Anyway, walking to the beach at the access point I spotted something at the base of the dune. Turtles? Wait, not this time of year. Sea turtles nest on the beach above high tide, but not this late in the year. I walked up closer (as a side note, ever see a tortoise running?) and identified them as Gopher Tortoises. They are about the size of a volley ball and slightly flat. They look like a huge engorged tick. They live on land, sometimes in dune areas. I spotted five in ten minutes.

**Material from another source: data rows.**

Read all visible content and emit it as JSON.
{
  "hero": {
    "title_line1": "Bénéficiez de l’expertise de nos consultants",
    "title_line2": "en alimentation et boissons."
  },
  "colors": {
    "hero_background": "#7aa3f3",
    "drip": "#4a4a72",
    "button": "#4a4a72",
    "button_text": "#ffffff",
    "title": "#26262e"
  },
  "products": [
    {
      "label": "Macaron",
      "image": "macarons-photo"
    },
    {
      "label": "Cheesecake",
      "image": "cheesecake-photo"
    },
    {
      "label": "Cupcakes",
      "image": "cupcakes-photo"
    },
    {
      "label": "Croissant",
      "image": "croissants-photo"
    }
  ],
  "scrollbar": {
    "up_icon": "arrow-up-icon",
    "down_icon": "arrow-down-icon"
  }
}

Next afternoon, I went back with Linda and Dart and a camera. We saw three tortoises high up on the dune. I had the wrong lens. Dart was off leash and had a great time! We met a lady from Colorado, and showed her the Tortoises. She said she had one last Florida animal she wanted to see – an alligator. It just so happens we had seen a fairly large gator in a corner pond not far away. Once we drew directions in the sand, she literally ran off to her car! I don’t think she could have left faster! I hope she found the gator.

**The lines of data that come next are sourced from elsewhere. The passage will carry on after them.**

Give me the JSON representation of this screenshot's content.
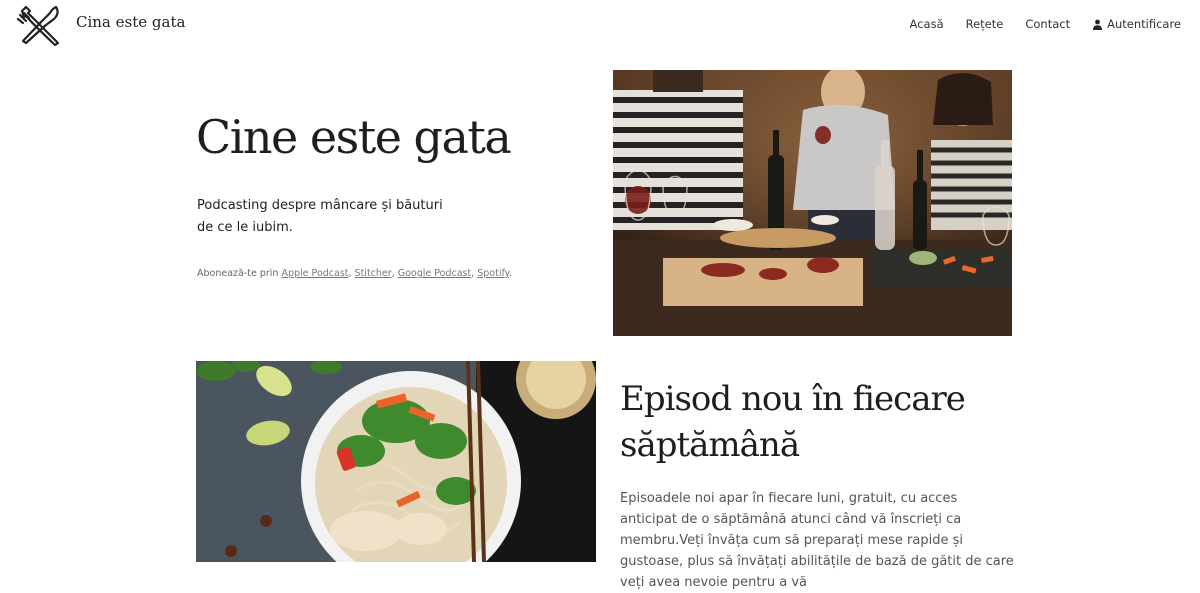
{
  "header": {
    "site_title": "Cina este gata",
    "logo_icon": "fork-knife-crossed-icon",
    "nav": [
      {
        "label": "Acasă"
      },
      {
        "label": "Rețete"
      },
      {
        "label": "Contact"
      },
      {
        "label": "Autentificare",
        "icon": "user-icon"
      }
    ]
  },
  "hero": {
    "title": "Cine este gata",
    "desc_line1": "Podcasting despre mâncare și băuturi",
    "desc_line2": "de ce le iubim.",
    "subscribe_prefix": "Abonează-te prin ",
    "links": [
      "Apple Podcast",
      "Stitcher",
      "Google Podcast",
      "Spotify"
    ],
    "sep1": ", ",
    "sep2": ", ",
    "sep3": ", ",
    "end": "."
  },
  "episode": {
    "title_line1": "Episod nou în fiecare",
    "title_line2": "săptămână",
    "body": "Episoadele noi apar în fiecare luni, gratuit, cu acces anticipat de o săptămână atunci când vă înscrieți ca membru.Veți învăța cum să preparați mese rapide și gustoase, plus să învățați abilitățile de bază de gătit de care veți avea nevoie pentru a vă"
  }
}
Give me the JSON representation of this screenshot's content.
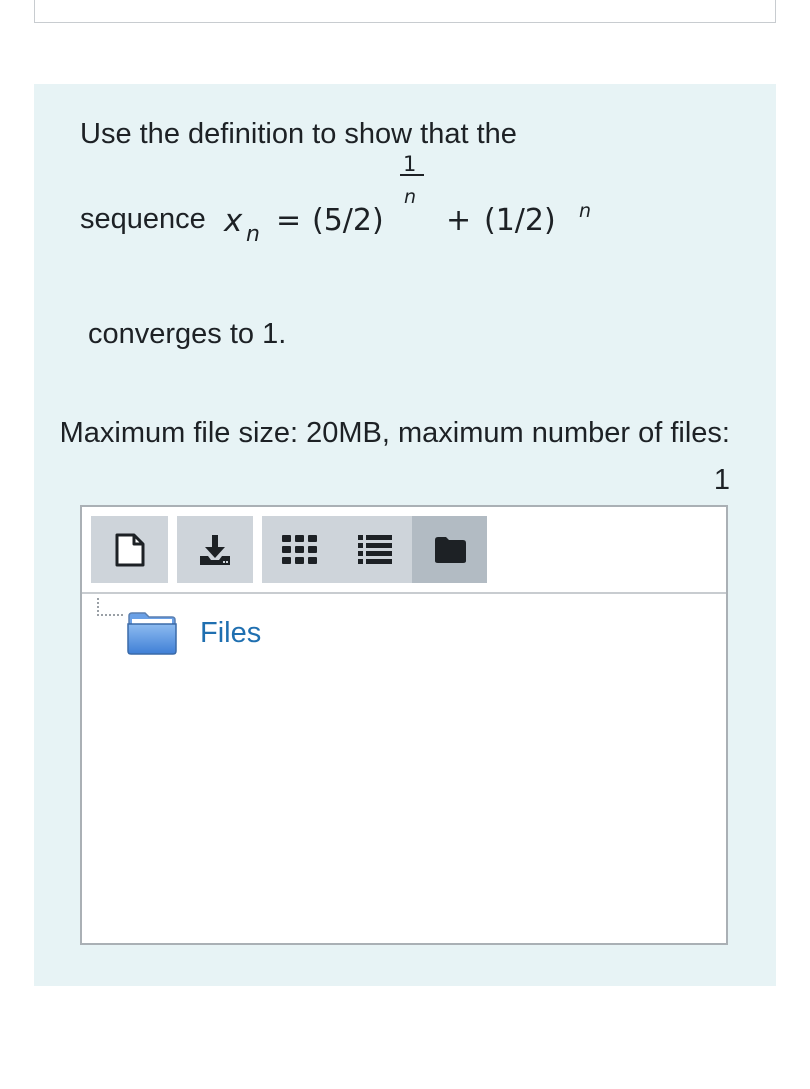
{
  "question": {
    "intro": "Use the definition to show that the",
    "sequence_word": "sequence",
    "math": {
      "var": "x",
      "sub": "n",
      "equals": "=",
      "term1": "(5/2)",
      "frac_num": "1",
      "frac_den": "n",
      "plus": "+",
      "term2": "(1/2)",
      "exp2": "n"
    },
    "conclusion": "converges to 1."
  },
  "file_limits": "Maximum file size: 20MB, maximum number of files: 1",
  "filemanager": {
    "toolbar": {
      "add_icon": "file-icon",
      "download_icon": "download-icon",
      "view_icons": [
        "grid-icon",
        "list-icon",
        "folder-icon"
      ],
      "active_view": "folder-icon"
    },
    "tree": {
      "folder_label": "Files",
      "folder_color": "#4a8fdd"
    }
  },
  "colors": {
    "panel_bg": "#e7f3f5",
    "link": "#1f6fb0",
    "button_bg": "#ced4da"
  }
}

Back to the beach with a camera and the correct lens. I went back early with camera to snap some tortoise pictures. I guess I was too early (9am). I walked for close to 3.5 miles before I saw the first tortoise! Even though this is Florida, it did get down to 53 degrees the night before. I guess the tortoises needed to get warmed up a bit! Yeah, I can relate!
Anyway, I got some Tortoise pictures and some other shore life pictures as well.
Yesterday morning we went to the beach to watch the sunrise. I took Dart so he could pose for beach pictures. The tripod was in the motor home, so I had to do without. The clouds and colors were great, but most of my pictures are too blurry. Shortly after I took the picture above, the rain passed overhead and it began to pour. We weren’t dressed for it and I didn’t have a cover for the camera, so we had to dash back to the car before the sun rose above the horizon.
Tonight, I went to the motor home to get the tripod while Regis made dinner. As I was entering the storage lot, I realized I forgot the keys. I headed back home and was blocked by an accident. Route 1 was shut down. That meant I either had to go out to 95 and loop around or head to A1A on the ocean and go to St. Augustine and then back up route 1. The second option would take longer but it would be prettier. The sun was going down, so I was sure to get good views of the ocean and St. Augustine. That’s the way I went. Regis probably thought I had been abducted by aliens because it took me at least an hour to get home this round about way. The plan was to hit the beach again in the morning for sunrise but we are going to do sunset instead! I still need the tripod.
This is what I came home to. Regis knows how to make pretty meals. They also taste great. I think this skill runs in his family.
In the evening, Dart and I go for a walk around a local lake. We almost always see bluebirds. Here is one of the locals we get to see.
Sometimes, the sprinklers are running and there are a lot of bluebirds, as well as other types of birds, that bathe on the sidewalks in the water spray. It’s great fun to watch. There is a large fish that hangs out in the lake. I see the top of the fish sticking out of the water while it is in the shallows, but whenever I get closer to take a look, he flips around and swims away. He always makes a great splash but I never get to see him.